Identified as a key gap, the initial focus of the engagement was to deliver a Business Capability Model, the foundation artefact for enterprise architecture. Once this was completed, it was used to drive the necessary conversations with the executive on which solutions from the two merging partners needed to be retained to support specialisation and which business functions would transition to a single solution.
The Business Capability Model is now an integral part of BAE’s EA practice and has been recognised and used as an important design artefact within BAE globally. This is evidenced by the adoption of the Business Capability Model to drive global standardised reporting and data classification. It was subsequently used as the vehicle for executive level conversations about which capabilities should be standardised globally and which to allow independent processes and solutions. It has also been used at the next level of detail to drive the same decisions across the different divisions within BAE Systems Australia.
After the success of the 2010 engagement, Fragile to Agile was engaged in 2013 after an RFP process to perform a full end-to-end review of the ICT department and benchmarking it against its peers in BAE globally and similar external organisations.
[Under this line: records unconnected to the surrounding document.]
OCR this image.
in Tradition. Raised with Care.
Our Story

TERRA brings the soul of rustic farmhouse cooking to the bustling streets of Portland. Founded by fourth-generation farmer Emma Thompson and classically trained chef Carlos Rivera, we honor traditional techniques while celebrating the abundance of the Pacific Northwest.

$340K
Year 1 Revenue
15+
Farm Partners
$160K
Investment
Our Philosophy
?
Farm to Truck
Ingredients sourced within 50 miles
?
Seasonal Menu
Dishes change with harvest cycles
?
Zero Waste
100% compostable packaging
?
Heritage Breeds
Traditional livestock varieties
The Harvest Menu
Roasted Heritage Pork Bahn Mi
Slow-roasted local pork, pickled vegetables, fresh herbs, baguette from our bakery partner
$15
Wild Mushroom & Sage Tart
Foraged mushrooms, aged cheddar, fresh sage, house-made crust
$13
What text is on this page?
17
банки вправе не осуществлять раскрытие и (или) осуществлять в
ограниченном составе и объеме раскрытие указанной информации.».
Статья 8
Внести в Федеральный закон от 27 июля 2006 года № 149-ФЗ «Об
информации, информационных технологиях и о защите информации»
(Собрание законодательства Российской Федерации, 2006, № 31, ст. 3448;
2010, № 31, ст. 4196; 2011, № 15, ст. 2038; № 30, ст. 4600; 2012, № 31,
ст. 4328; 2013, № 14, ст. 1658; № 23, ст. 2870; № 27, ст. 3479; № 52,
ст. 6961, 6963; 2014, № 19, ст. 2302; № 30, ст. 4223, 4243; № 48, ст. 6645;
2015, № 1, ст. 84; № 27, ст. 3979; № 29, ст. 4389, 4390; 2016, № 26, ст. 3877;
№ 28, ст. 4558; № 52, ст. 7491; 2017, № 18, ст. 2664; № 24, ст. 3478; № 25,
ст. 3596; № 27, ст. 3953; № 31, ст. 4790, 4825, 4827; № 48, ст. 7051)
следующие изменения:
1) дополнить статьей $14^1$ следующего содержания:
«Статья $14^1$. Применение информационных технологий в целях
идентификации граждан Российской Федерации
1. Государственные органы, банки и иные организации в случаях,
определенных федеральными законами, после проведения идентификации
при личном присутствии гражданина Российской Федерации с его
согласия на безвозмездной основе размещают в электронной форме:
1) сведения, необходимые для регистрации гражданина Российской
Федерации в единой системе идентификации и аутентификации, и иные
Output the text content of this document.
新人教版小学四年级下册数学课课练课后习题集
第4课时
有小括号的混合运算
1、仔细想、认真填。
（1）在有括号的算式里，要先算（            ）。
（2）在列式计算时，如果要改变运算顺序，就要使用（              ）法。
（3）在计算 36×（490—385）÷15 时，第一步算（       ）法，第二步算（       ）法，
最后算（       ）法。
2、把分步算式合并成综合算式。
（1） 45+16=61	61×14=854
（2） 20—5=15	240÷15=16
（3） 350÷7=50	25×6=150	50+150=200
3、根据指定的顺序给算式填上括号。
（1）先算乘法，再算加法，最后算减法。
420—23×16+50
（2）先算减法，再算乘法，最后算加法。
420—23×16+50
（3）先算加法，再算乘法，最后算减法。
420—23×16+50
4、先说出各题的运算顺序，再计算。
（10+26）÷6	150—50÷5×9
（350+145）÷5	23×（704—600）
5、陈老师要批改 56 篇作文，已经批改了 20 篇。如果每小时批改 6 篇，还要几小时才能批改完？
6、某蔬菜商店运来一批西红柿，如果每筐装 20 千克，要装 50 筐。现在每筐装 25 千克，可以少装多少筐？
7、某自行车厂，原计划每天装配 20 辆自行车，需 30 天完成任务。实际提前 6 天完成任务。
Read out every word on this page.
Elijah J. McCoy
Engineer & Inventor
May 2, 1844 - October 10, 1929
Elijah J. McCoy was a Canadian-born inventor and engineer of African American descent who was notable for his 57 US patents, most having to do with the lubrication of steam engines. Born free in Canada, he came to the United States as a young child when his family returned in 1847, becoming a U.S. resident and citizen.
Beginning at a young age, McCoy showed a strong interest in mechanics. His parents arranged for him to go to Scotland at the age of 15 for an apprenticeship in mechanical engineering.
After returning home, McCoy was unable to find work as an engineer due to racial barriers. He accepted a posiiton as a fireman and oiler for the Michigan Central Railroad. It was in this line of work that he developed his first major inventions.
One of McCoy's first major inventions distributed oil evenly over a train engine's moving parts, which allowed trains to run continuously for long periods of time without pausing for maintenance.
Whilst the exact outcome of this review is commercially sensitive, material cost saving opportunities were identified and have subsequently been realised.
Finally, we were engaged again in 2015 to assess the implementation of the 2013 systems rationalisation and ICT cost savings plan and to identify further savings opportunities to prepare BAE Systems for the anticipated “valley of death” revenue fall.
Our engagement with BAE Systems is ongoing with us performing periodic reviews of their EA and ICT functions and their continuous improvement cycles for these functions.